Shaun Spiller shaunspiller@gmail.com
Thu Feb 4 04:25:00 GMT 2010


I've noticed in the disassemblies of code that GCC generates (via the
-save-temps option) that it's trying to avoid pushing arguments onto
the stack when calling functions.
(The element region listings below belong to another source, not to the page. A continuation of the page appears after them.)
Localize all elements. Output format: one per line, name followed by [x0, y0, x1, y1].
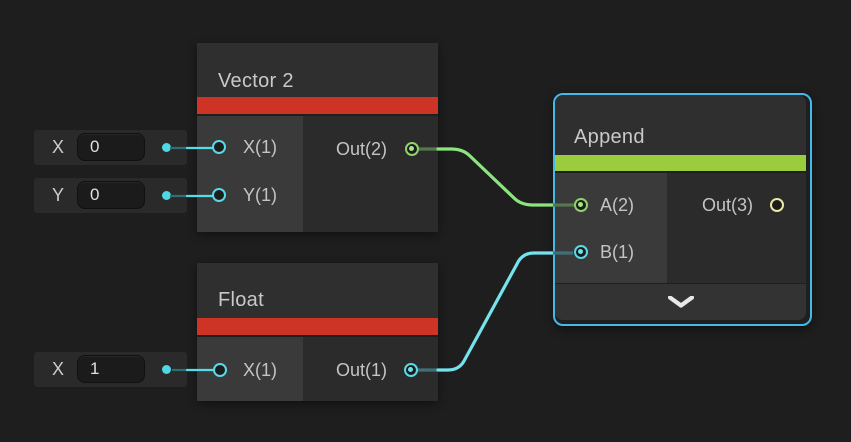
widget-label: X: [52, 137, 65, 157]
port-label-out: Out(2): [335, 139, 387, 159]
port-y-input[interactable]: [212, 188, 226, 202]
value-field-y[interactable]: [77, 181, 145, 209]
node-float-header[interactable]: Float: [197, 263, 438, 318]
node-float[interactable]: Float X(1) Out(1): [197, 263, 438, 401]
value-field-x[interactable]: [77, 133, 145, 161]
port-out-output[interactable]: [405, 142, 419, 156]
widget-label: X: [52, 359, 65, 379]
node-input-column: [197, 116, 303, 232]
default-value-widget-x2: X: [34, 352, 187, 387]
widget-port-dot: [162, 191, 171, 200]
node-title: Vector 2: [218, 70, 294, 92]
port-label-out: Out(3): [701, 195, 753, 215]
value-field-x2[interactable]: [77, 355, 145, 383]
port-out-output[interactable]: [770, 198, 784, 212]
port-label-x: X(1): [243, 137, 278, 157]
edge-vector2-out-to-append-a[interactable]: [419, 147, 574, 207]
edge-float-out-to-append-b[interactable]: [418, 251, 573, 372]
widget-label: Y: [52, 185, 65, 205]
port-label-out: Out(1): [335, 360, 387, 380]
category-color-bar-red: [197, 318, 438, 335]
node-append[interactable]: Append A(2) B(1) Out(3): [553, 93, 812, 326]
node-output-column: [667, 173, 806, 283]
node-input-column: [555, 173, 667, 283]
port-label-x: X(1): [243, 360, 278, 380]
port-x-input[interactable]: [212, 140, 226, 154]
node-append-header[interactable]: Append: [555, 95, 806, 155]
chevron-down-icon: [667, 296, 694, 308]
widget-port-dot: [162, 143, 171, 152]
category-color-bar-green: [555, 155, 806, 171]
node-vector2-header[interactable]: Vector 2: [197, 43, 438, 97]
node-vector2[interactable]: Vector 2 X(1) Y(1) Out(2): [197, 43, 438, 232]
node-title: Float: [218, 289, 264, 311]
port-a-input[interactable]: [574, 198, 588, 212]
port-label-a: A(2): [600, 195, 635, 215]
widget-port-dot: [162, 365, 171, 374]
port-b-input[interactable]: [574, 245, 588, 259]
port-out-output[interactable]: [404, 363, 418, 377]
default-value-widget-y: Y: [34, 178, 187, 213]
node-expander-button[interactable]: [555, 284, 806, 320]
port-x-input[interactable]: [213, 363, 227, 377]
port-label-y: Y(1): [243, 185, 278, 205]
node-output-column: [303, 116, 438, 232]
category-color-bar-red: [197, 97, 438, 114]
port-label-b: B(1): [600, 242, 635, 262]
default-value-widget-x: X: [34, 130, 187, 165]
node-title: Append: [574, 126, 645, 148]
Instead, it makes some space on the
stack in the calling function, and movs arguments directly on to it
(even with -Os).

Then, for a different reason, I added -mno-stack-arg-probe to the
command line arguments, and noticed that the number of lines of *.s
output generated in my project had gone up by about 3%, while the size
of the resulting binary had gone down by about 7%. When I looked at
the disassemblies again to try to find out why, I find it's suddenly
passing arguments via push.

Example function follows.

Without -mno-stack-arg-probe:
__ZN6screen6scrollEv:
1	push	ebp
2	mov	ebp, esp
3	push	esi
4	push	ebx
5	sub	esp, 16
6	mov	esi, DWORD PTR __ZL5width
7	sal	esi
8	mov	ebx, DWORD PTR __ZL16framebuffer_size
9	sub	ebx, esi
10	mov	DWORD PTR [esp+8], ebx
11	lea	ecx, [esi+753664]
12	mov	DWORD PTR [esp+4], ecx
13	mov	DWORD PTR [esp], 753664
14	call	__Z7memmovePvPKvj
15	mov	DWORD PTR [esp+8], esi
16	movzx	edx, BYTE PTR __ZL9backcolor
17	sal	edx, 4
18	or	dl, BYTE PTR __ZL9forecolor
19	movzx	eax, dl
20	sal	eax, 8
21	mov	DWORD PTR [esp+4], eax
22	add	ebx, 753664
23	mov	DWORD PTR [esp], ebx
24	call	__Z9memset_16Pvij
25	add	esp, 16
26	pop	ebx
27	pop	esi
28	leave
29	ret

With -mno-stack-arg-probe:
__ZN6screen6scrollEv:
1	push	ebp
2	mov	ebp, esp
3	push	esi
4	push	ebx
5	mov	esi, DWORD PTR __ZL5width
6	sal	esi
7	mov	ebx, DWORD PTR __ZL16framebuffer_size
8	sub	ebx, esi
9	push	ecx
10	push	ebx
11	lea	ecx, [esi+753664]
12	push	ecx
13	push	753664
14	call	__Z7memmovePvPKvj
15	add	esp, 12
16	push	esi
17	movzx	edx, BYTE PTR __ZL9backcolor
18	sal	edx, 4
19	or	dl, BYTE PTR __ZL9forecolor
20	movzx	eax, dl
21	sal	eax, 8
22	push	eax
23	add	ebx, 753664
24	push	ebx
25	call	__Z9memset_16Pvij
26	add	esp, 16
27	lea	esp, [ebp-8]
28	pop	ebx
29	pop	esi
30	leave
31	ret

This behavior seems extremely peculiar. Can anyone shed some light?